As the Space Force looks to make its satellites more resilient against threats, it is considering how to integrate smaller spacecraft that can operate in different orbits, leverage commercial capabilities and augment existing systems. Officials, including Vice Chief of Space Operations Gen. David Thompson, have said the need for more resiliency will likely drive near-term budget increases for the service, whose request grew from $17.4 billion in fiscal 2022 to $24.5 billion in fiscal 2023.

Service leaders have praised SDA’s approach, particularly its spiral development process, which emphasizes rapid delivery, regular technology upgrades and fresh competition on a two-year cycle. Speaking in September at the Air, Space and Cyber Conference in Maryland, the Air Force’s top space acquisition official said he wants the Space Force to adopt SDA’s go-fast approach.

“They are building small, they are doing this on two-year centers and they are delivering capabilities faster,” Frank Calvelli said. “I actually think that’s a model that we can take advantage of and actually push across the organization.”

Congress is also onboard, adding $550 million to SDA’s FY22 appropriations to allow the agency to begin launching its second batch of missile-tracking satellites a year early, in 2025. Lawmakers have broadly supported the agency’s $2.6 billion development and procurement request for FY23.

Even with that turnaround in stakeholder support, SDA still has much to prove. While it’s flown a handful of experimental satellites, it has yet to launch its first batch, or tranche, of missile-tracking and data-relay satellites.
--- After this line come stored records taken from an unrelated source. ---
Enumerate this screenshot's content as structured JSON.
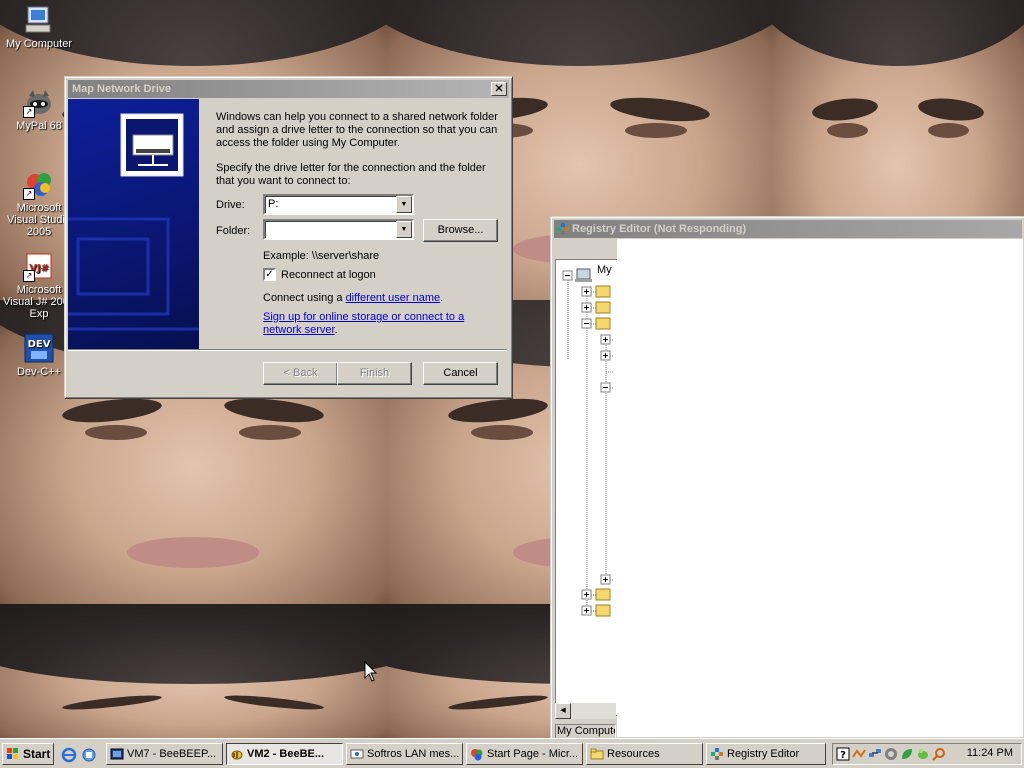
{
  "desktop": {
    "icons": [
      {
        "label": "My Computer",
        "icon": "my-computer-icon"
      },
      {
        "label": "MyPal 68",
        "icon": "mypal-raccoon-icon"
      },
      {
        "label": "Microsoft Visual Studio 2005",
        "icon": "visual-studio-icon"
      },
      {
        "label": "Microsoft Visual J# 2005 Exp",
        "icon": "vjsharp-icon"
      },
      {
        "label": "Dev-C++",
        "icon": "devcpp-icon"
      }
    ]
  },
  "dialog": {
    "title": "Map Network Drive",
    "intro": "Windows can help you connect to a shared network folder and assign a drive letter to the connection so that you can access the folder using My Computer.",
    "instruction": "Specify the drive letter for the connection and the folder that you want to connect to:",
    "drive_label": "Drive:",
    "drive_value": "P:",
    "folder_label": "Folder:",
    "folder_value": "",
    "browse_label": "Browse...",
    "example": "Example: \\\\server\\share",
    "reconnect_label": "Reconnect at logon",
    "reconnect_checked": true,
    "connect_prefix": "Connect using a ",
    "connect_link": "different user name",
    "connect_suffix": ".",
    "signup_link": "Sign up for online storage or connect to a network server",
    "signup_suffix": ".",
    "back_label": "< Back",
    "finish_label": "Finish",
    "cancel_label": "Cancel",
    "close_glyph": "✕"
  },
  "registry": {
    "title": "Registry Editor (Not Responding)",
    "root_label": "My",
    "status_text": "My Computer"
  },
  "taskbar": {
    "start_label": "Start",
    "tasks": [
      {
        "label": "VM7 - BeeBEEP...",
        "active": false
      },
      {
        "label": "VM2 - BeeBE...",
        "active": true
      },
      {
        "label": "Softros LAN mes...",
        "active": false
      },
      {
        "label": "Start Page - Micr...",
        "active": false
      },
      {
        "label": "Resources",
        "active": false
      },
      {
        "label": "Registry Editor",
        "active": false
      }
    ],
    "clock": "11:24 PM"
  },
  "colors": {
    "link": "#0000cc",
    "dialog_banner": "#0a1a8a",
    "inactive_title_start": "#808080",
    "inactive_title_end": "#b5b5b5"
  }
}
That milestone is slated for later this month and will be followed by a second launch in March.

The intent is to showcase those spacecraft in various military exercises in 2023 and to use them to support hypersonic testing in early 2024. SDA will launch its next tranche of more capable satellites in 2024, and it expects its satellites, dubbed the National Defense Space Architecture, will be operational and able to provide global coverage by 2026.

Rep. Jim Cooper, D-Tenn., a leading advocate for space acquisition reform and one of the main proponents for creating the Space Force, told C4ISRNET he’s encouraged by SDA’s plan to disrupt the Pentagon’s status quo. While he’s hoping SDA is successful, he’s also withholding judgment on progress until the agency produces results.

“I was and am optimistic,” Cooper said. “I want to see proof, though.”

‘Always faster’

The creation of SDA in March 2019 was the first of several major milestones for the military space community that year. In August, the government reestablished U.S. Space Command; it was previously disbanded in 2002. Then in December, Congress authorized the creation of the Space Force, which would operate as a separate service but remain inside the Department of the Air Force.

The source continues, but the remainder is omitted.